Vengo a decirte que todo ha terminado.
No pienses que la vida termina aquí. La vida acaba de comenzar. Piensa que la vida, tu vida y la de todos, es un ir y venir, un no parar. Hay gente que se queda en tu vida por un tiempo y luego se va. Quizá yo hoy venga para decirte que me voy. No llores. Siempre llegará alguien a tu vida. Alguien a quien le dirás que es lo mejor que te ha pasado en mucho tiempo. Y dónde habré quedad yo, y dónde habrás quedado tú y lo nuestro.
Es sencillo: todo permanecerá grabado en tu memoria, grabado a fuego en tu piel, y grabado en cosas materiales que quizá algún día te regalé y te emocionaron. Que no te angustie esto. ¿Te ha pasado alguna vez?: el tener un libro que te encanta entre las manos y querer terminar de leerlo para saber su final, pero a la vez, no quieres que el libro termine, y cuando termina eres consciente de que se ha terminado, te quedas con todo el aprendizaje, con todas las sensaciones que ese libro te ha aportado, y luego con cuidado, guardas el libro en un lugar de la estantería, donde se dedicará a coger polvo.

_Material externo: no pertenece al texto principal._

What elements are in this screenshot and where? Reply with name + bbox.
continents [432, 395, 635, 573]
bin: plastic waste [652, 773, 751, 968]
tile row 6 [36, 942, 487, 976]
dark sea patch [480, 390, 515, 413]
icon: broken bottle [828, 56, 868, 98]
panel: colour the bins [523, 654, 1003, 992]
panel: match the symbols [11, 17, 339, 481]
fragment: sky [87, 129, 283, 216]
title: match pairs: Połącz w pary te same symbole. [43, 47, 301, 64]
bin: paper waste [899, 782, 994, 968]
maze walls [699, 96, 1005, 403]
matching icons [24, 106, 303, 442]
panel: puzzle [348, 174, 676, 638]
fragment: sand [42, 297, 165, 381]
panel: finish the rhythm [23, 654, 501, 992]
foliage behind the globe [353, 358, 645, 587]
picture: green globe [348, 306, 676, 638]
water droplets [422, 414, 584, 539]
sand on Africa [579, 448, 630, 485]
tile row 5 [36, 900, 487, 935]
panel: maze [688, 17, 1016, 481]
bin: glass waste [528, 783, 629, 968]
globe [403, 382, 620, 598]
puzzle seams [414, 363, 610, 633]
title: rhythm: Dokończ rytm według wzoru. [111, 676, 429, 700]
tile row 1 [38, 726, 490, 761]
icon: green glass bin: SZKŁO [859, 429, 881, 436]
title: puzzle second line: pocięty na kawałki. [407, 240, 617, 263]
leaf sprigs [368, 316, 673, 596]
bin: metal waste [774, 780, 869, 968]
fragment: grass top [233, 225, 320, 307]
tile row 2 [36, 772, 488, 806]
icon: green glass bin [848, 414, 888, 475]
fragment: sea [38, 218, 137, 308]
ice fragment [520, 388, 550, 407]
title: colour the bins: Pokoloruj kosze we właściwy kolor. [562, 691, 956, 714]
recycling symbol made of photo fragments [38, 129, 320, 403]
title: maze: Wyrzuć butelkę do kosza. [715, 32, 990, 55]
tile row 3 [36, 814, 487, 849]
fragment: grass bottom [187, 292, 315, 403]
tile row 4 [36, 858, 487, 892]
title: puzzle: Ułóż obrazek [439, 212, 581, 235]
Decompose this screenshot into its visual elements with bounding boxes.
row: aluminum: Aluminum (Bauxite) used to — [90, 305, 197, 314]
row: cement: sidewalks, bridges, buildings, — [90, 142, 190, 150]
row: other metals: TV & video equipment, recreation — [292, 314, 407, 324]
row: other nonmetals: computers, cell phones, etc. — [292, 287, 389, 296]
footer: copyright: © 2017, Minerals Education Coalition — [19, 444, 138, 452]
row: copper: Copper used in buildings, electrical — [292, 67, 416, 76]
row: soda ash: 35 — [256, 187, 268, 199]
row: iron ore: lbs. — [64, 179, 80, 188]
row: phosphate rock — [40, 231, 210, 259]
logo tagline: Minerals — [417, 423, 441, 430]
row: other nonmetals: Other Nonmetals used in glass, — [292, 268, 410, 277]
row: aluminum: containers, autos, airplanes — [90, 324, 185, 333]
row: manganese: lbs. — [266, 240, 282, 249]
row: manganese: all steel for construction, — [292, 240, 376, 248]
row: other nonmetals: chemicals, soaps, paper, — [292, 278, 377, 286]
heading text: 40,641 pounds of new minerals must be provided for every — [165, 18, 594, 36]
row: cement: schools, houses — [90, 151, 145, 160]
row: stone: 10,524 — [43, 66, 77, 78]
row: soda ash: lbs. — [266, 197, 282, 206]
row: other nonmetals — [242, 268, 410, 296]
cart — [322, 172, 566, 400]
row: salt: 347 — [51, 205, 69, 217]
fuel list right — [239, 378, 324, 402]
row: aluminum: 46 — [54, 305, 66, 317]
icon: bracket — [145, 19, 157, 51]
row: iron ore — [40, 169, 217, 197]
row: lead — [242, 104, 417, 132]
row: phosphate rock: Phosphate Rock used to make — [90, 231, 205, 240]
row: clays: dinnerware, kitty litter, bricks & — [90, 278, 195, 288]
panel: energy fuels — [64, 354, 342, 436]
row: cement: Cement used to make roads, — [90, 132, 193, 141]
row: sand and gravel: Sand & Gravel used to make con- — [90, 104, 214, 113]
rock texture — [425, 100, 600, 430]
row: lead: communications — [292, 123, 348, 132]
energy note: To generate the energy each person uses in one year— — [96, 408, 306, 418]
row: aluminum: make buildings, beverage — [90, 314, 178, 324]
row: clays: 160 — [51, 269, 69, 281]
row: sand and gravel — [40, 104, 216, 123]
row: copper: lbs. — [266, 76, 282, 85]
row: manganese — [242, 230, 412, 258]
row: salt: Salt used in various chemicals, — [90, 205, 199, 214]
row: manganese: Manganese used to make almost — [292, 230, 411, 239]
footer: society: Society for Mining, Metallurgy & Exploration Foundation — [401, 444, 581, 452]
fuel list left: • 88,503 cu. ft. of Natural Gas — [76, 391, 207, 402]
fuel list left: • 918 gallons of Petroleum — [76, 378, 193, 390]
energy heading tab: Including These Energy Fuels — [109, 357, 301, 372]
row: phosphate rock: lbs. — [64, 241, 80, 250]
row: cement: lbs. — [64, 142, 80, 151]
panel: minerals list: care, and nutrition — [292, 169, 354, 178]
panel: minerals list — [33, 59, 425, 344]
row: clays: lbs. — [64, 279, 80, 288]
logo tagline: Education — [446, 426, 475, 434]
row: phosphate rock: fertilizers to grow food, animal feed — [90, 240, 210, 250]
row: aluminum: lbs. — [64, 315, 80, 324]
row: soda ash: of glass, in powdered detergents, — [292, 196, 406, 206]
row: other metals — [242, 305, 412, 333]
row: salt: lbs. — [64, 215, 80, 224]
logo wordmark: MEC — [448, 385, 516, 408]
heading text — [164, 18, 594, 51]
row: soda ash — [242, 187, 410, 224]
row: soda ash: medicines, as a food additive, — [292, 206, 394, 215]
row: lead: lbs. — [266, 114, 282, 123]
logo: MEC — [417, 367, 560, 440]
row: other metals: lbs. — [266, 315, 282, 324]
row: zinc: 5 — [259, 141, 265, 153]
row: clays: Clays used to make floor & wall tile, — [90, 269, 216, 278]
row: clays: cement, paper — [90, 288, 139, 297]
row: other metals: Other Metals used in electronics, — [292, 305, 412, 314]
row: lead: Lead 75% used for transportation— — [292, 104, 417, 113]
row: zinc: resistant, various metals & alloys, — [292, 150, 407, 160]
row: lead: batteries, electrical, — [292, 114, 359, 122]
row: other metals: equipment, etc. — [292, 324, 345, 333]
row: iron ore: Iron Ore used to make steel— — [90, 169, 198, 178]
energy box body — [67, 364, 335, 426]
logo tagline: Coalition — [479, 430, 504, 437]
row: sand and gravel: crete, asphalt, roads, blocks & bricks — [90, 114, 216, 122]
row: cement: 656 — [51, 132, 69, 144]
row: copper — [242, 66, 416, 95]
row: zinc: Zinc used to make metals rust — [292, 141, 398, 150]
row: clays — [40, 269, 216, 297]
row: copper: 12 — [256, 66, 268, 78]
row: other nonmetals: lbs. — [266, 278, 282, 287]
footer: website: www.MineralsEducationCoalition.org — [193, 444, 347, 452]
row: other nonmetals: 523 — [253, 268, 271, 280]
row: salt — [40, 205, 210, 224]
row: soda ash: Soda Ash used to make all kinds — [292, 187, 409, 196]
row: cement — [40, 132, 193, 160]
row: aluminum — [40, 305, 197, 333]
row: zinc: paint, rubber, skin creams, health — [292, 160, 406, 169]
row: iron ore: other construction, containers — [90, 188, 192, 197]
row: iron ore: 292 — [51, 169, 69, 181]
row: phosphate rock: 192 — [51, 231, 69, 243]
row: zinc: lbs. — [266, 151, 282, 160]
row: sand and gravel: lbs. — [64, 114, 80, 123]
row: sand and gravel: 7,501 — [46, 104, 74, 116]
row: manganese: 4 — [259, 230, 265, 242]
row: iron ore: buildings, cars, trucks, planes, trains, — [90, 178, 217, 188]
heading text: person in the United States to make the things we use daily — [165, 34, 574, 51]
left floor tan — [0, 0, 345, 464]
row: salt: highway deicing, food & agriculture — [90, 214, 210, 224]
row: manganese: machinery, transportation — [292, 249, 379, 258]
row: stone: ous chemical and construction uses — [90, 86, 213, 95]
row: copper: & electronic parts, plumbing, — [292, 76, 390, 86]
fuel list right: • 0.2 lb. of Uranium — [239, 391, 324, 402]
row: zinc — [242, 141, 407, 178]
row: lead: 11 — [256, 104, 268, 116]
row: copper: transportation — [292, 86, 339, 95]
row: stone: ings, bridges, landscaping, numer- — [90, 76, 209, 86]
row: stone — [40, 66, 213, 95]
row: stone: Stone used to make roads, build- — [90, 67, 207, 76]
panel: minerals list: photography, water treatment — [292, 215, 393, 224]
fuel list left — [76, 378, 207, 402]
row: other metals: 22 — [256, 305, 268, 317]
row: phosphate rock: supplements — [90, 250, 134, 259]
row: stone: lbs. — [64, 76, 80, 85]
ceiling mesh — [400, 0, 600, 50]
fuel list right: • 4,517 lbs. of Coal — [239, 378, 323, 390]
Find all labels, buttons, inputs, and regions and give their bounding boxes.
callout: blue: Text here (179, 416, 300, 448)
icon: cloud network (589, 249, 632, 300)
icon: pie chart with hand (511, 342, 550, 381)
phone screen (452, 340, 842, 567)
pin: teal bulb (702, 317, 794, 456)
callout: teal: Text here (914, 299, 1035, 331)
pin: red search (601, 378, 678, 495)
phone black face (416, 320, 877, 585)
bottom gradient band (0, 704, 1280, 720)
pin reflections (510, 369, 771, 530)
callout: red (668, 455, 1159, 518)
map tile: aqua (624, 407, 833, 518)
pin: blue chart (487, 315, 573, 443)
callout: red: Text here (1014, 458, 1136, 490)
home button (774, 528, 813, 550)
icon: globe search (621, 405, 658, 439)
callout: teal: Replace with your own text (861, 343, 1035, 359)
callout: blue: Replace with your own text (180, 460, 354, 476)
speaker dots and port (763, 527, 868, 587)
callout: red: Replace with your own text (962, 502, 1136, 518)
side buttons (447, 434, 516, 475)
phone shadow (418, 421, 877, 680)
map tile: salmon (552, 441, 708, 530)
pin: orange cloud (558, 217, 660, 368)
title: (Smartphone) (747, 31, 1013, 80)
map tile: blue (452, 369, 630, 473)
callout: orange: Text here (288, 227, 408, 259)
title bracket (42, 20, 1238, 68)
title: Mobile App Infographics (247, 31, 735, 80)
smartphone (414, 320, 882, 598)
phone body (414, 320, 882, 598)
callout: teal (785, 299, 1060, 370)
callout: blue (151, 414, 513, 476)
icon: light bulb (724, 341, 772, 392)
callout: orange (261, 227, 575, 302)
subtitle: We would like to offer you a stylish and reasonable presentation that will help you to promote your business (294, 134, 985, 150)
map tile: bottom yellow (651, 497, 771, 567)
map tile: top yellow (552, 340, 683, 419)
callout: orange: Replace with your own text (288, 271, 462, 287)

Esto es igual. Yo soy ese libro que ha terminado en tu vida. Puedes perderte entre sus páginas. Puedes, si quieres, llorar sobre las páginas, mojarlas y romperlas. Pero no voy a volver. Como no volverán las página de ese libro nunca más ha ser nuevas para ti.
No salgas corriendo cuando te hablo. No dejes que el miedo se apropie de tu pensamiento, déjame terminar lo que aún no he comenzado a decirte.
Te estoy diciendo que me voy. Que se ha terminado este absurdo caminar sobre cenizas de lo que un día ardía. Dime adiós, amor, pero dime adiós con un beso al aire, con la esperanza de que todo me marche bien. Yo, te deseo lo mejor. Y se que lo tendrás. Una vez lo pasaste mal, y aparecí yo, para rodearte de besos , para escribir un libro contigo.
Pronto conocerás otra persona que no te abrazara de la misma manera en que lo hago yo, pero le querrás. Esto es así. Vive. Solo tienes una vida, que es esta. Cuando tu pensamiento se llene de mí, recuerda aquellos días, cuando lo más importante era ver tu sonrisa, cuando torpemente te cogía de la mano y te susurraba un par de te quiero, al oído. Acuérdate de mi, pero cuando lo hagas, hazlo bien. Nunca me maldigas, ni pienses que estoy con otra persona que no eres tú. Eso solo hará que tu enfado con el mundo y conmigo aumente, créeme, yo pasé por eso más de una vez.
No bajes la cabeza. No llores por mí. ¿Acaso crees que merezco una sola gota de tus lágrimas?. No lo merezco. Yo no voy a llorar, voy a guardar todas mis lágrimas, para esta noche, cuando me tape con la fina sábana y busque tu cuerpo por los huecos vacíos de la cama y no lo encuentre.
Entonces lloraré, porque solo en ese momento seré consciente de que te he perdido y nunca más te volveré a tener conmigo. Esto es un paso más, de los muchos que a lo largo de la vida tendremos que dar.
Camino hacia la puerta. Ya tengo listas las maletas. Huele a despedida. A besos que se van. Al recuerdo de tu boca buscando salida por mi boca. Se despide mi cuerpo, pero mi alma sin embargo, se quedará unos días más vagando por esta casa, persiguiéndote hasta el baño, o la cocina. Esperando a que llegues a casa.
Tranquila, mi amor. Deja de llorar, o navegaré contigo por este mar salado que a la vez que nos aproxima, nos separa. Me voy. He dejado la cena preparada. Y he encendido el televisor para que haya ruido en casa.
Tranquila, no llores, no te hundas en el sofá. Un día entenderás todo esto que hoy te digo y que quizá tu tengas que decir en algún momento de tu vida, a alguien.